Words easily confused #15
Time for another installment. (To see previous editions, search my journal for the phrase "words easily" (no quotes)—that'll show the whole series.)
- Easy typo to make: alter for altar. (And of course a spellchecker won't catch this, as is often true for common typos.)
- adverse for averse. Both are words, of course, but they're not synonyms.
- ostensively—I'm not sure what this was a typo for, but at least two authors have used it in the past few months. From context, I'm vaguely guessing it was meant to be either ostensibly or ostentatiously, though neither of those quite fit the contexts either. (Ha, joke's on me: MW11 sez ostensive has been around since 1782 as a synonym for ostensible (and it has another meaning as well). I don't care; it still looks like a typo to me, and almost nobody ever uses it, and in any case the people who I saw using it were misusing it.)
- It's often easy to type then for than or vice versa.
- Very common misspelling: beautific for beatific. Though I don't think I've seen beautified for beatified.

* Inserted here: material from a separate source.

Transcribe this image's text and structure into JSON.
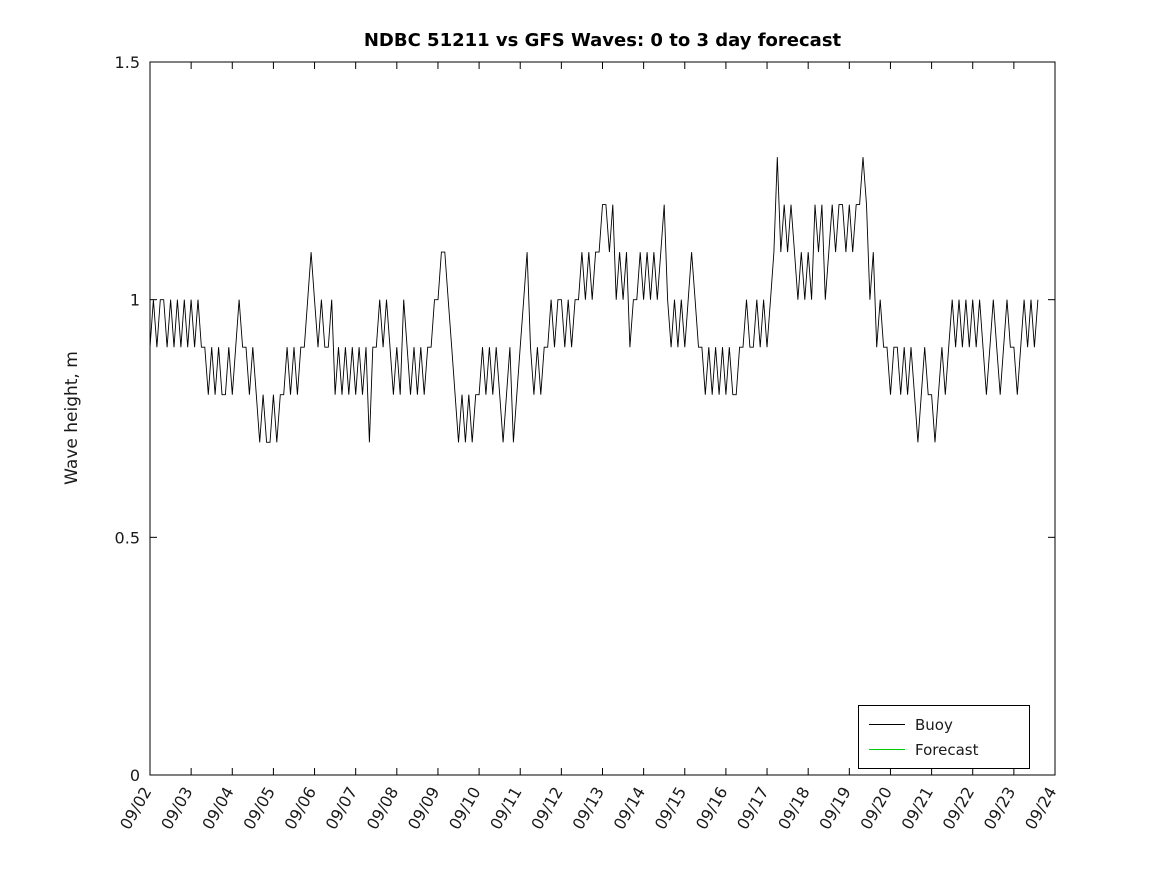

- Also fairly common: pentultimate for penultimate.
- puss for pus.
- Very common, and I'm surprised I haven't mentioned it before: diety for deity. Many years ago I started pronouncing it "DAY-it-ee" instead of "DEE-it-ee" to remind myself of the spelling.
- Seen this a couple times lately: exasperated for exacerbated. (MW11 does list this meaning for exasperated, but lists it as obsolete.)
- Also saw this a couple times recently: malinger for linger. To malinger is to fake illness (as one might do in order to avoid work).
- Last time I posted a set of these, Merrie mentioned one in comments that I should've noted, because it's a mistake I make all the time now: hoard for horde, and vice versa. As with reign/rein, I see this confusion so often that it's infected me; I have to stop and think through it two or three times to make sure I'm using the right one (I almost typed "the write one"), and I still get it wrong sometimes. My confusion may've started back when I decided I wanted to put together an organization for wordplay enthusiasts, to be known as the "Word Horde." (If you don't know what I'm talking about, cf word-hoard.)
One more thing, along related lines: I keep seeing authors using the verb quipped in stories, connected to lines of dialogue that aren't quips. A quip is usually a clever or witty or funny comment, often impromptu, usually brief. If a remark is longwinded, serious, or even just not funny, it's probably not a quip. I suspect a better word in many cases would be rejoined, but in most of these cases said would probably be best of all.